University of Virginia Historical Collections at the Claude Moore Health Sciences Library

Yellow Fever Research & Mosquito Control

Mosquito Control by Pesticides, Reduction of Breeding Areas, and Larva-eating Fish

Aedes aegypti

“Aedes (Stegonyia) aegypti” mosquito. Courtesy of the National Library of Medicine.[1] (Translation: aëdes (place of refuge or rest / house) aegypti (of Egypt / Aegyptus, the mythical king of Egypt whose fifty sons married the fifty daughters of his twin brother Danaus.)[2]

The following overview of the state of medical knowledge on yellow fever and its control and prevention during the 1920s and 30s was compiled from Dr. Henry Hanson’s A Study of Sanitary Conditions in Peru with Special Reference to the Incidence of Malaria, published in 1921; The Pied Piper of Peru: Dr. Henry Hanson’s Fight against “Yellow Jack” and Bubonic Plague in South America, 1919-1922, written about 1935 and published posthumously in 1961; and other source materials mentioned in the footnotes. Once the Reed Commission made the monumental breakthrough in discovering the yellow fever vector, the Aedes aegypti mosquito, scientists sought to “control” the mosquito. Its elimination was seen as a crucial component in sanitary measures, and various methods were used, including:
Spraying in Ecuador

“1918: Anti-Mosquito Methods Control Yellow Fever in Ecuador.” Courtesy of The College of Physicians of Philadelphia.[3]

Pesticides: Mosquito squads were employed to spray chemicals on rooftops and other surfaces as shown in this picture taken in Guayaquil, Ecuador which features one of 25 mosquito squads assigned to the work.

Cheesecloth over cisterns

Cheesecloth over water cisterns in New Orleans, 1905 from Yellow Fever Prophylaxis in New Orleans 1905 by Robert Boyce, published in 1906.”[4]

Eliminate mosquito breeding: Community water tanks, household water containers, and any other object that would potentially hold standing water (a prime environment for the mosquito to lay eggs) were sealed. Various materials were utilized, such as the cheesecloth over the cisterns in this image taken during the 1905 New Orleans outbreak.

Larva

Larva as depicted in the West African Pocket Book, 1920.[5]

Weekly house inspections: As a field inspector in West Africa, Dr. Hanson used this method to detect and destroy mosquito larvae. Hanson made frequent references to the “household index,” which is the percentage of houses that were found to have Aedes aegypti mosquitoes. The goal was to achieve a percentage under two percent.[6]

Larva-eating fish

One of the fish species used in Colombia’s fight against yellow fever, 1924.[7]

 Larva-eating fish: Dr. Hanson implemented this method in large water containers with significant success in Peru. Over “three hundred thousand fish” were distributed as larvae consumers in the campaign.[8] Hanson documented his results in the report, A Study of Sanitary Conditions in Peru with Special Reference to the Incidence of Malaria, published in 1921 by Panama Canal Press.[9]

film

It’s Up to You: Dengue-Yellow Fever Control.[10]

 Public health campaigns continued to employ the same methods of mosquito control for many decades after the campaigns in South America and West Africa, as demonstrated in this 1945 U.S. Public Health Service film, It’s Up to You: Dengue-Yellow Fever Control.

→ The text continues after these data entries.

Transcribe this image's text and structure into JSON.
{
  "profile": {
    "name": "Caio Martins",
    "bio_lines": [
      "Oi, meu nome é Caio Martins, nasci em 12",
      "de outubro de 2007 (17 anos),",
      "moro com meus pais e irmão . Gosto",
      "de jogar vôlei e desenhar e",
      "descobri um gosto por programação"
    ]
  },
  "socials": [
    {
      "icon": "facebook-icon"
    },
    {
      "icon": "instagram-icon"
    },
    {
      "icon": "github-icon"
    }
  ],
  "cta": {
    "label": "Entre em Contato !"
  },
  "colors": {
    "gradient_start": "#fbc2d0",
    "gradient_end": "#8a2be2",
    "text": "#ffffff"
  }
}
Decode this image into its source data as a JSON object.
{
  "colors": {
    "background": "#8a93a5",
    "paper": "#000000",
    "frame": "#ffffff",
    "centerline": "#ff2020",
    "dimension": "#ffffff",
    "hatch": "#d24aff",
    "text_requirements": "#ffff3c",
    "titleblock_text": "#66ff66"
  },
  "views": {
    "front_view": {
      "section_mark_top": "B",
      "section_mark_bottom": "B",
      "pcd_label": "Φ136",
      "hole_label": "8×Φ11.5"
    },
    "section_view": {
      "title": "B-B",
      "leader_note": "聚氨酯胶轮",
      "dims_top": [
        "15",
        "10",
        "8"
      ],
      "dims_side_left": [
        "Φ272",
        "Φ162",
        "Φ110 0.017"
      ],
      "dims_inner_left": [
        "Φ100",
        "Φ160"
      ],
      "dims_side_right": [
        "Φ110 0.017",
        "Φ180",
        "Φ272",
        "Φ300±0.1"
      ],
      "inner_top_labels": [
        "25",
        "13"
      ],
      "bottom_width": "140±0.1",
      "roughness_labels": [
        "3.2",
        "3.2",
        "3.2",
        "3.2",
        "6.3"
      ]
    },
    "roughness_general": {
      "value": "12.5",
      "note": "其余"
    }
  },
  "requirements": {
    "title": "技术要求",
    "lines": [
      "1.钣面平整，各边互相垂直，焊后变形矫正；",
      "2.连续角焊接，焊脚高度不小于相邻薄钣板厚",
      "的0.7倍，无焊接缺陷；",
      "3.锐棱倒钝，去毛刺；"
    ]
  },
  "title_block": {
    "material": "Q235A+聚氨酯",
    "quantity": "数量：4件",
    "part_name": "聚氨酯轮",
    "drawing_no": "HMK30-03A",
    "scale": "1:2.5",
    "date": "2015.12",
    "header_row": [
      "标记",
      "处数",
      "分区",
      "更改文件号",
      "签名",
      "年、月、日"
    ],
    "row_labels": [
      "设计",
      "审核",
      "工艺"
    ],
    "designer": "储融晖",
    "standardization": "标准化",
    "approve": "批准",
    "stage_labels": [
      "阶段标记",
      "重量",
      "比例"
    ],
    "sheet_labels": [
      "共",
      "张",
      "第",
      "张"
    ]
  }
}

Transmission of the Yellow Fever Virus.

Transmission of the Yellow Fever Virus.[13]

Additional studies showed that mosquitoes other than Aedes aegypti contained the yellow fever virus: Haemagogus, Sabethine, and Aedes lencocelaenus in South America and Aedes africanus and Aedes simpsoni in Africa.[11]

Today researchers describe three transmission cycles for the yellow fever virus: jungle (sylvatic), inter­mediate (savannah), and urban as depicted in the graph created by the Centers for Disease Control and Prevention. The disease is transmitted in the jungle by mosquitoes between nonhuman primates; humans can get the virus when they visit the jungle. The infected person can then take the disease back to an urban area where the virus is generally transmitted from human to human by means of the Aedes aegypti. In Africa, the intermediate cycle involves yellow fever transmission from mosquitoes to humans who live or work in areas near the jungle border. The mosquitoes can be the disease vector from monkeys to humans or from humans to humans.[12]

Although, these discoveries led to the realization that total elimination of yellow fever vectors was not possible, fever fighters today still focus on the control of mosquito populations, as in the Florida Keys where the three basic methods are source reduction or reducing the number of habitat areas for larvae, larval control which targets the immature mosquitoes before they mature into biting adults, and the adult surveillance program which aims to count, collect, and control the adult mosquitoes. The technique of larvae-eating fish espoused by Dr. Hanson is still used.[14]